# Convicts in the filter



## Adnil (Apr 16, 2011)

This is just crazy, we're cleaning out the filter in our 56 gal tall and find 6 convicts. Our two Convicts had a litter?, of the 40 plus, most are 3/4" to 1" long already. Here are these little guys, pale and only 3/8" long. Who would have thought they would survive in the filter? They are up in the real world now and staying together and hiding.


----------



## jrman83 (Jul 9, 2010)

I would suggest getting a sponge filter and putting it over your filter intake.


----------



## NeonShark666 (Dec 13, 2010)

The little guys like to hide. If you don't provide them a place, (rocks, caves, plants), they will find one. The Convicts probably didn't spawn there. Convicts are very defensive of their spawn so they can easily spawn in a community tank. I had a pair of Kribs do the same thing.


----------



## mec102778 (Feb 17, 2011)

My female Johanni has been hidding a lot lately i'm hoping they are breeding that would be awesome! My Kribs also look to be matting status the female has a red circle on her which I believe indicates ready for mating.


----------



## Adnil (Apr 16, 2011)

The sponge on the water intake is a great idea, I've got one on my other filter where my Kribs are trying to breed.

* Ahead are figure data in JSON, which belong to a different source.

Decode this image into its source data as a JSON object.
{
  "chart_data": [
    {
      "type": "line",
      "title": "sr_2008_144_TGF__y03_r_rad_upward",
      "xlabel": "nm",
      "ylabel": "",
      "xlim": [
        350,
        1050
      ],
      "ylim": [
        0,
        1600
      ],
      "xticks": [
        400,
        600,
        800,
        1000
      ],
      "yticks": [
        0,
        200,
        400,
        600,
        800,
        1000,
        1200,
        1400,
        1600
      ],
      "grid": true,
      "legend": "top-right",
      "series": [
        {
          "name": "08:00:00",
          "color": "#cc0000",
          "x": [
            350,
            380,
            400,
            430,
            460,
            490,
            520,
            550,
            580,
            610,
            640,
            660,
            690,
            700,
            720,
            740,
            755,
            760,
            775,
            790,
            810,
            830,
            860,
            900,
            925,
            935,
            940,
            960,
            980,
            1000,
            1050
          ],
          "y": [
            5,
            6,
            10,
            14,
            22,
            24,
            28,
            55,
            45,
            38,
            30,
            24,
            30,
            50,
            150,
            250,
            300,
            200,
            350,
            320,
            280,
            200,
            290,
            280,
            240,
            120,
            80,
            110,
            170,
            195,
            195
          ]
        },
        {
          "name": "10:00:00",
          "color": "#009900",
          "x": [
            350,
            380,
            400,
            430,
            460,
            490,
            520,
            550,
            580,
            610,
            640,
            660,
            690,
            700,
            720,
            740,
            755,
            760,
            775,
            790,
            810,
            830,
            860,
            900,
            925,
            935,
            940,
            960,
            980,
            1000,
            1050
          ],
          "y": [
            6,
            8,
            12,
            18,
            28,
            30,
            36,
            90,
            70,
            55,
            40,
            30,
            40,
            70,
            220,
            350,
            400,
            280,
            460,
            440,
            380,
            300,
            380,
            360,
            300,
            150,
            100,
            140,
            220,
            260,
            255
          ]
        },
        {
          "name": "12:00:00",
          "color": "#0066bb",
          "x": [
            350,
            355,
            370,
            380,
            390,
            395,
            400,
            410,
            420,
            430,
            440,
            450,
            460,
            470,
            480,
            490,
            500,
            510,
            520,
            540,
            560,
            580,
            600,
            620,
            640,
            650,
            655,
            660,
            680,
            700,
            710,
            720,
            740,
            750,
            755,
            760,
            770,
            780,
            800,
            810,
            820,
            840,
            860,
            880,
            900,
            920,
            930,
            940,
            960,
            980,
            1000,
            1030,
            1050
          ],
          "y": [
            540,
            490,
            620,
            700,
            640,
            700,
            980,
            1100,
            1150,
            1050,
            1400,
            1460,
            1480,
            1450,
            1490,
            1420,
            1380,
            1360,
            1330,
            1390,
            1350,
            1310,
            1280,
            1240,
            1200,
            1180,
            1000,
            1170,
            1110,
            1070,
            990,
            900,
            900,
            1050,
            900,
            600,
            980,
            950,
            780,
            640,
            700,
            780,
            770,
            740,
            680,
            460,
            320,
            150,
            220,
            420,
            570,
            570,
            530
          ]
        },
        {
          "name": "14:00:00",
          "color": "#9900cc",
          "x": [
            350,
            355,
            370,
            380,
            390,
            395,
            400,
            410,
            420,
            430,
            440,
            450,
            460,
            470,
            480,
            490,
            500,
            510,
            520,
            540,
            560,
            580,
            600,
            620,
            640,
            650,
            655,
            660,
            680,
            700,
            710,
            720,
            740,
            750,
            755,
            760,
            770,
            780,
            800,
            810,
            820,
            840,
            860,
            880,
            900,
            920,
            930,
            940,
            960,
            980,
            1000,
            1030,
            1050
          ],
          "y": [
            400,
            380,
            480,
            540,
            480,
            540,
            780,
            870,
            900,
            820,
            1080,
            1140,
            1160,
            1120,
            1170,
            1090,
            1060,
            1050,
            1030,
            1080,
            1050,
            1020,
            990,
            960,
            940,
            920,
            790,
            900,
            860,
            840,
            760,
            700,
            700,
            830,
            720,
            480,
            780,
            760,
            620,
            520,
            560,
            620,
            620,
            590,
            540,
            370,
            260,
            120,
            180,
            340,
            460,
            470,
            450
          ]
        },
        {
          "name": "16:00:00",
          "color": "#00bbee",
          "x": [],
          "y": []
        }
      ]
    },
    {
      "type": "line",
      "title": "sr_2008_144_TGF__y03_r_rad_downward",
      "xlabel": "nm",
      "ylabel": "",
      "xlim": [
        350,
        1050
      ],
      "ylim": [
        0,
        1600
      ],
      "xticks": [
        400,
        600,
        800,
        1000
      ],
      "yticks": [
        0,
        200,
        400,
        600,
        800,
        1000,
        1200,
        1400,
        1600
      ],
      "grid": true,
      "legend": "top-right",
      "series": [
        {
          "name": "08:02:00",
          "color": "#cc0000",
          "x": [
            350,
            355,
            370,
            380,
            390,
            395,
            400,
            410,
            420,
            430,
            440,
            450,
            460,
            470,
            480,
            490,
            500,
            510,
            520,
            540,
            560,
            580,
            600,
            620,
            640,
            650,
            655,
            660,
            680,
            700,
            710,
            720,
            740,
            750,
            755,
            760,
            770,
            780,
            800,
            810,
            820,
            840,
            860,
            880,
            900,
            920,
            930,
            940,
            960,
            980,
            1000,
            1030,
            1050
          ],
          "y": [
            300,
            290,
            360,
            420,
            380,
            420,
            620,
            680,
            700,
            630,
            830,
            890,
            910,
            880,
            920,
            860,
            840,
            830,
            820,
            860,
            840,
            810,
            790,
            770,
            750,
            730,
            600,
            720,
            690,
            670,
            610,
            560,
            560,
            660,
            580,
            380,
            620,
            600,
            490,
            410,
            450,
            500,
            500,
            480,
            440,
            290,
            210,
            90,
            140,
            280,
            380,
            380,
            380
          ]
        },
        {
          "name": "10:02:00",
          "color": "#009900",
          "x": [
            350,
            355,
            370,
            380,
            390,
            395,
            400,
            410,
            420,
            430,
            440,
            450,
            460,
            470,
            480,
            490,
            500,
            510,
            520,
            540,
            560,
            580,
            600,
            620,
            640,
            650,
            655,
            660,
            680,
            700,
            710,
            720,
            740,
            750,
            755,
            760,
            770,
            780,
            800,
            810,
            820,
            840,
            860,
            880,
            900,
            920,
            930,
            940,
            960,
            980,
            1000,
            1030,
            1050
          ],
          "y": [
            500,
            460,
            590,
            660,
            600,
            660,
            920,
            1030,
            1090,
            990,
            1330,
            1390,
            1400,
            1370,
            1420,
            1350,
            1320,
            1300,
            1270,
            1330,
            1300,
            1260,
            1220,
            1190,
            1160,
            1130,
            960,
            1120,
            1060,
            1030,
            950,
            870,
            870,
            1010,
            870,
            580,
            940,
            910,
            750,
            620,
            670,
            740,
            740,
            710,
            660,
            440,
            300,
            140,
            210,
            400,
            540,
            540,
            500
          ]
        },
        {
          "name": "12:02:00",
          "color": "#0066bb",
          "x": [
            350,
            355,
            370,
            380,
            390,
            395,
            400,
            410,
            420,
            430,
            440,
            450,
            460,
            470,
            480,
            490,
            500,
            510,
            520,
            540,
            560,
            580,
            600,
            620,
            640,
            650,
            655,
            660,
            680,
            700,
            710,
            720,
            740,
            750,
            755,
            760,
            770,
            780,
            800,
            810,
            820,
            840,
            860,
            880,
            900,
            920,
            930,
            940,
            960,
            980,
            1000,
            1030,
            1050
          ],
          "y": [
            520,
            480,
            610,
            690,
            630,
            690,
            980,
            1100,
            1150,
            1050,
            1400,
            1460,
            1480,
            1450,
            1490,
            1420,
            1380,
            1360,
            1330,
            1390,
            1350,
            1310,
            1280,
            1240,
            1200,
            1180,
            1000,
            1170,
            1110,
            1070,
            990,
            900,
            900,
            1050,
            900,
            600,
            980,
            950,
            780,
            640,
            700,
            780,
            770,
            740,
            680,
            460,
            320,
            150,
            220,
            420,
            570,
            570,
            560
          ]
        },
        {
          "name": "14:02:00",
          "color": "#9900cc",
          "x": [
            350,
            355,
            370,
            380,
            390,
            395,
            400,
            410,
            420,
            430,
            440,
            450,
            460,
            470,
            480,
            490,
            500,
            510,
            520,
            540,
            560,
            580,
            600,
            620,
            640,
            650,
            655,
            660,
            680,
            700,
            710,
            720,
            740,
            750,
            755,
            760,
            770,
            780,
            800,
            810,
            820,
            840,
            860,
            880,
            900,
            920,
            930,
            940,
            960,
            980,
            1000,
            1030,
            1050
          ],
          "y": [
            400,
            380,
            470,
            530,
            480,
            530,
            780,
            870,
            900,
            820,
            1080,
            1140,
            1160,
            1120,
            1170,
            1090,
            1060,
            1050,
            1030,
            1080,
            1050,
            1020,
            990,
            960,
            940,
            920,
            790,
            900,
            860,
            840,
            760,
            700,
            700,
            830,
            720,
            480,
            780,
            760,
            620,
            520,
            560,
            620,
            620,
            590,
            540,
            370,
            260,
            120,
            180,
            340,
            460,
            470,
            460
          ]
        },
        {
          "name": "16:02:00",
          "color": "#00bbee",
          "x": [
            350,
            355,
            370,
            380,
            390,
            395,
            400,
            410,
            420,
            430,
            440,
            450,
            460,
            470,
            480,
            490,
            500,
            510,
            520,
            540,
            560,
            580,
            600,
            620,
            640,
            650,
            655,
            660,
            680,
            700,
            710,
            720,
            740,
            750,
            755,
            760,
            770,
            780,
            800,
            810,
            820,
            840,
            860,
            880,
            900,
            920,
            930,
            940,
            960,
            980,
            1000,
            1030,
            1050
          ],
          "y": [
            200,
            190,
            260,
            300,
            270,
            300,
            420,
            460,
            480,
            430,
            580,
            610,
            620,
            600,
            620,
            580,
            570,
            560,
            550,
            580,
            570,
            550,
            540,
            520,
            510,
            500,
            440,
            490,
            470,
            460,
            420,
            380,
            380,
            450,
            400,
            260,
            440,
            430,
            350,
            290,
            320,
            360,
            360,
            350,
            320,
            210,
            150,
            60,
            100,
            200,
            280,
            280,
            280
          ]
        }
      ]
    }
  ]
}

We watched the whole cycle with this Convict pair we have, they were so careful and protective I never thought they got anywhere near the uptake. I felt to bad to find these 6 guys alive in the filter box, at least they were alive! They must have been in there at least two weeks with no light and eating the algae and whatever.
Convicts are so easy to breed I'm wondering what to do with all these fish? Give some to my local fish store guy? How many Convicts should I keep to help deter the others from breeding? Is that possible?


----------